Additional Best Practice Recommendations in Using Python with Panopticon
With a Python transform or the Python connector in Panopticon, it is fairly quick and easy to enter some short code snippet and use the result. However, as a project grows, and if a solution is moved into production and becomes business critical, you need more structure in your use of Python with Panopticon:
q Code should be made into functions, even if used only in one place and even if the code content is very brief. Thereby, the operations performed by each function will be contained and you avoid the risk of naming conflicts and contamination in the global environment.
q Ensure you handle exceptions in the code you write. For example, when applying a Python transform to data, you can do an initial check in your code to see if the dataset is either a zero-row or has any rows. In which case, you want to terminate and just return the empty dataset. You should also use try-except clauses, whereby in the event of an error, you could, for example, insert the error message into the designated column in your dataset and then return it to Panopticon. As long as there is no error, the same column could contain a plain "OK" or similar as an indicator of a no-errors result.
q Functions should ideally be turned into a package. The benefit of that is mainly about the possibility of adding unit testing and automating dependency package imports.
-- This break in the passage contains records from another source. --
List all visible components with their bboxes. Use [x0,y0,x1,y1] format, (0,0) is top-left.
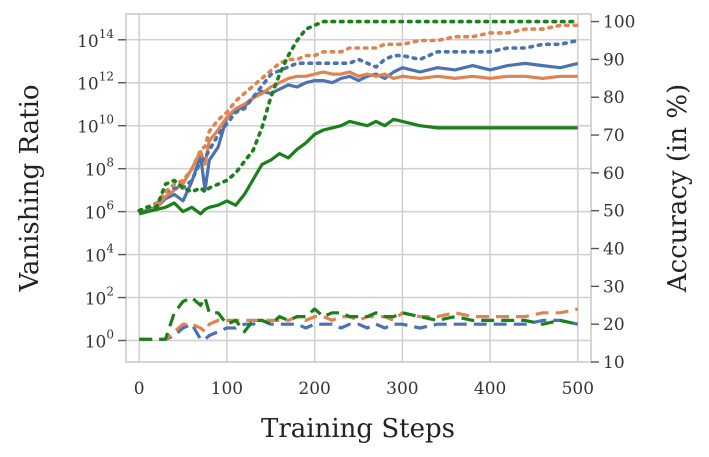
accuracy-line-5 [137,19,580,213]
right-tick-label: 100 [603,13,635,33]
right-tick-label: 60 [603,164,625,184]
x-tick-label: 200 [298,379,330,399]
vanishing-ratio-line-0 [138,61,579,216]
x-tick-label: 500 [562,379,594,399]
x-tick-label: 300 [386,379,418,399]
vanishing-ratio-line-1 [138,70,578,216]
right-tick-label: 80 [603,88,625,108]
right-tick-label: 70 [603,126,625,146]
plot-frame [125,13,592,363]
right-tick-label: 10 [603,353,625,373]
left-tick-label: 100 [85,328,114,353]
accuracy-line-8 [139,296,579,341]
grid [126,14,591,362]
right-tick-label: 90 [603,50,625,70]
left-tick-label: 1014 [77,27,114,52]
right-y-axis-label: Accuracy (in %) [663,84,693,293]
right-tick-label: 20 [603,315,625,335]
accuracy-line-6 [139,318,579,341]
left-tick-label: 102 [85,285,114,310]
right-tick-label: 30 [603,277,625,297]
accuracy-line-4 [137,23,580,213]
left-tick-label: 108 [85,156,114,181]
series-group [137,19,580,341]
right-tick-label: 40 [603,240,625,260]
left-y-axis-label: Vanishing Ratio [15,84,45,292]
x-tick-label: 0 [134,379,145,399]
left-tick-label: 104 [85,242,115,267]
vanishing-ratio-line-2 [138,117,578,216]
left-tick-label: 1012 [77,70,114,95]
left-tick-label: 1010 [77,113,114,138]
x-axis-label: Training Steps [261,414,455,444]
x-tick-label: 100 [211,379,243,399]
tick-labels: 0 100 200 300 400 500 100 102 104 106 108 1010 1012 1… [77,13,635,399]
right-tick-label: 50 [603,202,625,222]
accuracy-line-3 [137,38,580,213]
x-tick-label: 400 [474,379,506,399]
left-tick-label: 106 [85,199,114,224]
accuracy-line-7 [139,307,579,341]
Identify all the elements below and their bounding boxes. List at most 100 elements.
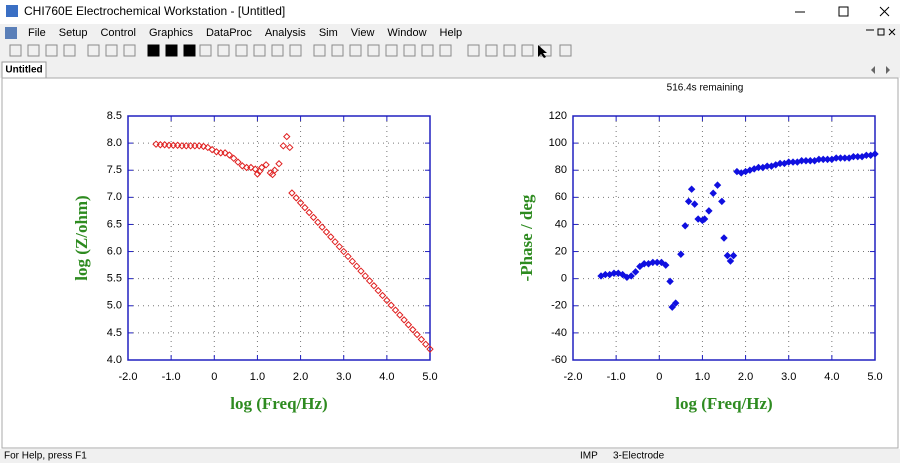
data-point: [221, 149, 229, 157]
data-point: [340, 247, 348, 256]
data-point: [705, 207, 713, 215]
close-button[interactable]: [879, 6, 890, 17]
data-point: [726, 257, 735, 265]
x-tick-label: 0: [656, 371, 662, 383]
tool-icon[interactable]: [105, 44, 118, 57]
tool-icon[interactable]: [253, 44, 266, 57]
tool-icon[interactable]: [331, 44, 344, 57]
menu-item[interactable]: Help: [440, 27, 463, 39]
maximize-button[interactable]: [838, 6, 849, 17]
tool-icon[interactable]: [271, 44, 284, 57]
data-point: [234, 158, 242, 166]
tool-icon[interactable]: [235, 44, 248, 57]
data-point: [391, 306, 400, 314]
data-point: [700, 215, 709, 223]
menu-item[interactable]: Sim: [319, 27, 338, 39]
tool-icon[interactable]: [313, 44, 326, 57]
y-tick-label: -40: [551, 327, 567, 339]
data-point: [365, 277, 374, 285]
toolbar-icons: [9, 44, 572, 58]
menu-item[interactable]: File: [28, 27, 46, 39]
data-point: [204, 143, 212, 152]
tool-icon[interactable]: [87, 44, 100, 57]
tool-icon[interactable]: [439, 44, 452, 57]
tool-icon[interactable]: [503, 44, 516, 57]
y-tick-label: 5.5: [107, 273, 122, 285]
y-tick-label: 6.0: [107, 245, 122, 257]
tool-icon[interactable]: [9, 44, 22, 57]
data-point: [279, 142, 288, 150]
tool-icon[interactable]: [147, 44, 160, 57]
y-tick-label: 8.0: [107, 137, 122, 149]
tool-icon[interactable]: [63, 44, 76, 57]
tool-icon[interactable]: [367, 44, 380, 57]
x-tick-label: 3.0: [781, 371, 796, 383]
data-point: [729, 251, 738, 260]
tool-icon[interactable]: [421, 44, 434, 57]
tab-scroll[interactable]: [871, 66, 890, 74]
tool-icon[interactable]: [403, 44, 416, 57]
data-point: [208, 145, 216, 154]
tool-icon[interactable]: [559, 44, 572, 57]
y-tick-label: 40: [555, 218, 567, 230]
y-tick-label: 4.0: [107, 354, 122, 366]
tab-label[interactable]: Untitled: [5, 65, 42, 76]
data-point: [173, 141, 182, 149]
tool-icon[interactable]: [123, 44, 136, 57]
status-help: For Help, press F1: [4, 451, 87, 462]
x-tick-label: 2.0: [738, 371, 753, 383]
mdi-controls[interactable]: [866, 28, 896, 36]
data-point: [229, 154, 238, 163]
tool-icon[interactable]: [521, 44, 534, 57]
y-tick-label: 5.0: [107, 300, 122, 312]
y-tick-label: 6.5: [107, 218, 122, 230]
data-point: [631, 268, 640, 276]
data-point: [718, 197, 726, 206]
tool-icon[interactable]: [45, 44, 58, 57]
data-point: [212, 148, 221, 156]
menu-item[interactable]: Setup: [59, 27, 88, 39]
tool-icon[interactable]: [27, 44, 40, 57]
menu-item[interactable]: View: [351, 27, 375, 39]
menu-item[interactable]: Analysis: [265, 27, 306, 39]
tool-icon[interactable]: [385, 44, 398, 57]
x-axis-label: log (Freq/Hz): [675, 394, 772, 413]
tool-icon[interactable]: [199, 44, 212, 57]
tool-icon[interactable]: [289, 44, 302, 57]
data-point: [288, 189, 296, 197]
data-point: [627, 272, 635, 280]
data-point: [713, 181, 722, 189]
data-point: [258, 163, 266, 172]
tool-icon[interactable]: [217, 44, 230, 57]
tool-icon[interactable]: [538, 45, 547, 58]
menu-item[interactable]: Graphics: [149, 27, 194, 39]
data-point: [681, 222, 689, 230]
window-title: CHI760E Electrochemical Workstation - [U…: [24, 4, 285, 18]
data-point: [666, 277, 674, 286]
plot-frame: [572, 115, 876, 361]
data-point: [404, 321, 413, 329]
data-point: [668, 303, 676, 311]
tool-icon[interactable]: [349, 44, 362, 57]
menu-item[interactable]: Control: [100, 27, 135, 39]
tool-icon[interactable]: [183, 44, 196, 57]
data-point: [690, 200, 699, 208]
menu-bar: [0, 24, 900, 42]
y-tick-label: 100: [549, 137, 567, 149]
menu-item[interactable]: Window: [387, 27, 426, 39]
data-point: [657, 258, 666, 267]
tool-icon[interactable]: [165, 44, 178, 57]
data-point: [195, 142, 203, 150]
tool-icon[interactable]: [485, 44, 498, 57]
data-point: [400, 316, 408, 324]
menu-item[interactable]: DataProc: [206, 27, 252, 39]
data-point: [296, 199, 305, 207]
y-tick-label: 7.5: [107, 164, 122, 176]
x-tick-label: 2.0: [293, 371, 308, 383]
x-tick-label: 3.0: [336, 371, 351, 383]
tab-row: [0, 60, 900, 78]
tool-icon[interactable]: [467, 44, 480, 57]
status-electrode: 3-Electrode: [613, 451, 665, 462]
data-point: [677, 250, 685, 258]
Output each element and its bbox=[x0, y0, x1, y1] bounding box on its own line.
q Your package should have unit tests that are run when building the package.
q Your package should import any other packages that you have a dependency on.
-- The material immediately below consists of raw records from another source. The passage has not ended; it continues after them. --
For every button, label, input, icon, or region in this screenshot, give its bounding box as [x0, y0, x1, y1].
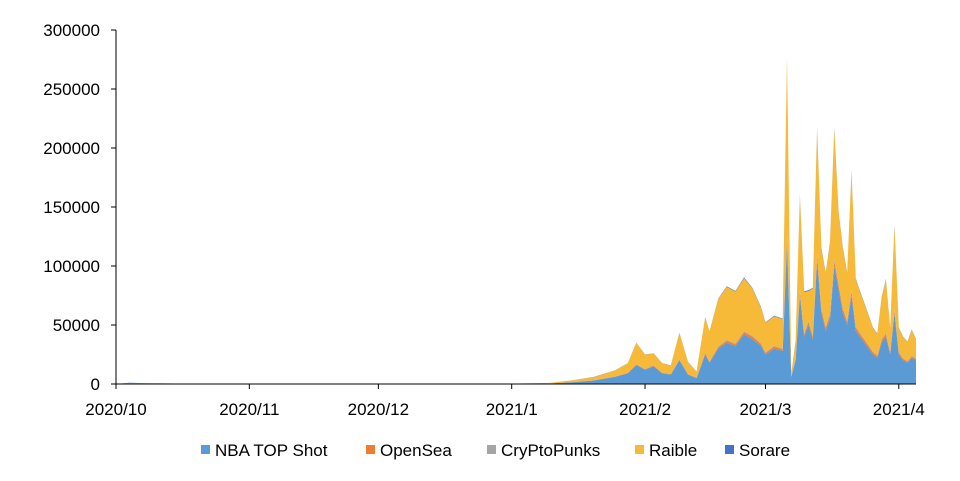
y-tick-label: 300000 [43, 21, 100, 40]
series-area-0 [116, 242, 916, 384]
legend-swatch [725, 445, 734, 454]
legend-label: Sorare [739, 441, 790, 460]
y-axis-ticks: 0 50000 100000 150000 200000 250000 300000 [43, 21, 116, 394]
x-tick-label: 2020/11 [219, 400, 279, 419]
legend-swatch [635, 445, 644, 454]
legend-label: Raible [649, 441, 697, 460]
y-tick-label: 0 [91, 375, 100, 394]
x-tick-label: 2021/2 [619, 400, 671, 419]
x-tick-label: 2020/10 [85, 400, 146, 419]
y-tick-label: 250000 [43, 80, 100, 99]
x-tick-label: 2020/12 [348, 400, 409, 419]
x-tick-label: 2021/1 [486, 400, 538, 419]
x-tick-label: 2021/3 [739, 400, 791, 419]
legend-swatch [487, 445, 496, 454]
legend: NBA TOP Shot OpenSea CryPtoPunks Raible Sora… [201, 441, 790, 460]
y-tick-label: 200000 [43, 139, 100, 158]
legend-label: CryPtoPunks [501, 441, 600, 460]
y-tick-label: 150000 [43, 198, 100, 217]
series-area-3 [116, 58, 916, 385]
y-tick-label: 50000 [53, 316, 100, 335]
legend-label: NBA TOP Shot [215, 441, 328, 460]
x-tick-label: 2021/4 [873, 400, 925, 419]
y-tick-label: 100000 [43, 257, 100, 276]
legend-label: OpenSea [380, 441, 452, 460]
x-axis-ticks: 2020/10 2020/11 2020/12 2021/1 2021/2 2021/3 2… [85, 384, 925, 419]
legend-swatch [201, 445, 210, 454]
series-areas [116, 57, 916, 385]
legend-swatch [366, 445, 375, 454]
q Developing, Testing, and Debugging the package should happen in a proper IDE, where proper debugging tools and full error messages can be monitored easily. For testing and debugging, some boiler-plate code snippets and parameter input data can be prepared, to mimic the input which could come from Panopticon parameters when the code is used via Panopticon.
q In Panopticon, the code field of the transform or connector should contain an absolute mininum of code; perhaps as little as a single function call, where the function takes the necessary arguments coming from Panopticon parameters.